The Ninth Day of Christmas, January 2, 2018

On the ninth day of Christmas, my true love gives to me nine ladies dancing.

But the Spirit produces love, joy, peace, patience, kindness, goodness, faithfulness, humility, and self-control. There is no law against such things as these. (Galatians 5:22-23 GNT)

Are we able to think of others before ourselves? Are we willing to love our enemies into goodness? This is the love that Jesus describes.

Are we able to rejoice in our suffering? Do we praise God even in times of stress and turmoil? This is the joy that Jesus describes.

Do we rely on our relationship with God to guide us in all we do? Are we able to settle into the peace of this relationship despite the confusion the world promises? This is the peace that God brings us.

Are we willing to listen more than we speak? Do we wait for God to tell us which way we are to walk and what we are to say? This is the patience Jesus practices.

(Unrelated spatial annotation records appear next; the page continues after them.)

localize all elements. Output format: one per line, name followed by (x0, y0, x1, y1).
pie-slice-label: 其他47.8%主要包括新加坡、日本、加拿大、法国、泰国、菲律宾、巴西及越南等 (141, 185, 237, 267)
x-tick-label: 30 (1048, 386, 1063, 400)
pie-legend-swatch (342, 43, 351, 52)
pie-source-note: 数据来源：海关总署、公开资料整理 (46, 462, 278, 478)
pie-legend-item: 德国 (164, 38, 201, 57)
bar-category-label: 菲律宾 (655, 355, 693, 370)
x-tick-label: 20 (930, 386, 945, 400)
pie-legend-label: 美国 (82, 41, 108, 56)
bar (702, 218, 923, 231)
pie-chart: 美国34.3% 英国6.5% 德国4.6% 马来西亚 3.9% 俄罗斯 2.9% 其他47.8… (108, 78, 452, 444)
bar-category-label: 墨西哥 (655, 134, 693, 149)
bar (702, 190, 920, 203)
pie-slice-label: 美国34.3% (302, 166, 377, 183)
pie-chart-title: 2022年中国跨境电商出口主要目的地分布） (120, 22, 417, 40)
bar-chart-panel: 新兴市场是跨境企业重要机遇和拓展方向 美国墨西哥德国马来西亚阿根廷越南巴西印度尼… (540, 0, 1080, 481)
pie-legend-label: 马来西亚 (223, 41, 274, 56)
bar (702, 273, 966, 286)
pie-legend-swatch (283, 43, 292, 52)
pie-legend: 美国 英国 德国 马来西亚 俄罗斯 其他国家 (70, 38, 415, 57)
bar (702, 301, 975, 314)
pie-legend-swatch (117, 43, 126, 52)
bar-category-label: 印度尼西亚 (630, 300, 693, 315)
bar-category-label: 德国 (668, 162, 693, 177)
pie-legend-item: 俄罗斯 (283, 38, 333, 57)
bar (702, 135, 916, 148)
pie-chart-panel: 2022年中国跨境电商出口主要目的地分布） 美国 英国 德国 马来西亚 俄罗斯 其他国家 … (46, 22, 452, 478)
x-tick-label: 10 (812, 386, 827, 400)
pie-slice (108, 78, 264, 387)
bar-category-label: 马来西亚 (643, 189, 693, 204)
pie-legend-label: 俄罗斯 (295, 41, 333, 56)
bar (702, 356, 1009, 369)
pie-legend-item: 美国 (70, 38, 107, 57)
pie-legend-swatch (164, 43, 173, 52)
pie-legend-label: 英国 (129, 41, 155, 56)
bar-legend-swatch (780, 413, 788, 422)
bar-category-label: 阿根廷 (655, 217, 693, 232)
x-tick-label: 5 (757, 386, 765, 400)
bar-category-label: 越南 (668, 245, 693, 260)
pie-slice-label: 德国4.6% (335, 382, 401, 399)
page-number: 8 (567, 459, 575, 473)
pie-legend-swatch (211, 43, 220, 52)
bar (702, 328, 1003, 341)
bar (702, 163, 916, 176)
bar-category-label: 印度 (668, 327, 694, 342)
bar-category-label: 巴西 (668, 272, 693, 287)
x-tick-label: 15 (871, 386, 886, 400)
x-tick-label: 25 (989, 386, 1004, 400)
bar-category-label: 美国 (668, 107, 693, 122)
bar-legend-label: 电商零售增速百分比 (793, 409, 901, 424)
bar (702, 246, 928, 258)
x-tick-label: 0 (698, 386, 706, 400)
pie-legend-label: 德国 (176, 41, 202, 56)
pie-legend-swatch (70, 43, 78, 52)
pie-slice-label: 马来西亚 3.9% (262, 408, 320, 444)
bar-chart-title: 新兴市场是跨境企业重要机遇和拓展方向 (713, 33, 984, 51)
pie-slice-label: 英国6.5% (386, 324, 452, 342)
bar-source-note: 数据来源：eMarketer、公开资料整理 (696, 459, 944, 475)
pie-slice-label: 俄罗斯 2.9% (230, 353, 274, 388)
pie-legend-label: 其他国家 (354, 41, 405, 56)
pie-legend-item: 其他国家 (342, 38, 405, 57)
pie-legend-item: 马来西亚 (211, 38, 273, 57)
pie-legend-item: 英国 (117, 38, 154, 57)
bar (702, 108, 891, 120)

Do we offer our words gently when we speak truth that is difficult to hear? Are we able to act with compassion no matter the circumstances? This is the kindness that bears fruit in the Spirit.

Are we able to obey Jesus’ call to return good for evil? Are we open to seeing the good that comes out of harm when we allow Christ to lead us?  This is the goodness we see in the Spirit.

Are we willing to abide with those who live on the margins? Do we maintain a steady course without falling to temptation? This is the faithfulness Jesus models for us.

Can we put aside our desire to get ahead and to find comfort at all cost? Do we put our ego aside to allow others to share scare resources? This is the gentleness that flourishes in the Spirit.

Do we work toward consensus? Do we collaborate as we share in decision-making? It is the gentle invitation to others to join us in kingdom-building that exhibits the Spirit’s gift of self-control.

These nine fruits of the Spirit are difficult to practice but they are essential to life in the Spirit; and they are the mark of one who follows Christ. Today we reflect on the presence of these gifts in our daily thoughts and actions.

But what happens when we live God’s way? God brings gifts into our lives, much the same way that fruit appears in an orchard—things like affection for others, exuberance about life, serenity. We develop a willingness to stick with things, a sense of compassion in the heart, and a conviction that a basic holiness permeates things and people. We find ourselves involved in loyal commitments, not needing to force our way in life, able to marshal and direct our energies wisely. (MSG)

When we compare versions of these verses, we begin to see that the fruits of our life in the Spirit are essential to life as a follower of Christ.